In a pattern match, you may match any character that has--or that does not have--a particular property. There are four ways to specify character classes. You may specify a character classes in the traditional way using square brackets and enumerating the possible characters, or you may use any of three mnemonic shortcuts: the classic Perl classes, the new Perl Unicode properties, or the standard POSIX classes. Each of these shortcuts matches only one character from its set. Quantify them to match larger expanses, such as \d+ to match one or more digits. (An easy mistake is to think that \w matches a word. Use \w+ to match a word.)

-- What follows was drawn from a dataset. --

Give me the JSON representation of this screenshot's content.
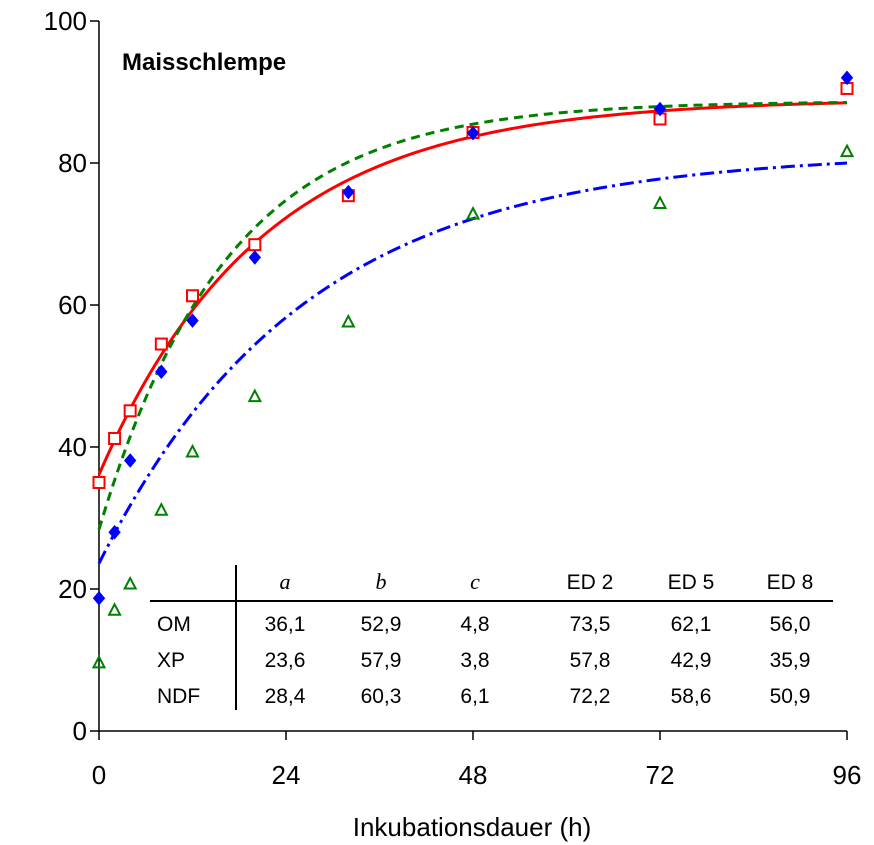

An enumerated list of characters in square brackets is called a character class and matches any one of the characters in the list. For example, [aeiouy] matches a letter that can be a vowel in English. (For Welsh add a "w", for Scottish an "r".) To match a right square bracket, either backslash it or place it first in the list.
Character ranges may be indicated using a hyphen and the a-z notation. Multiple ranges may be combined; for example, [0-9a-fA-F] matches one hex "digit". You may use a backslash to protect a hyphen that would otherwise be interpreted as a range delimiter, or just put it at the beginning or end of the class (a practice which is arguably less readable but more traditional).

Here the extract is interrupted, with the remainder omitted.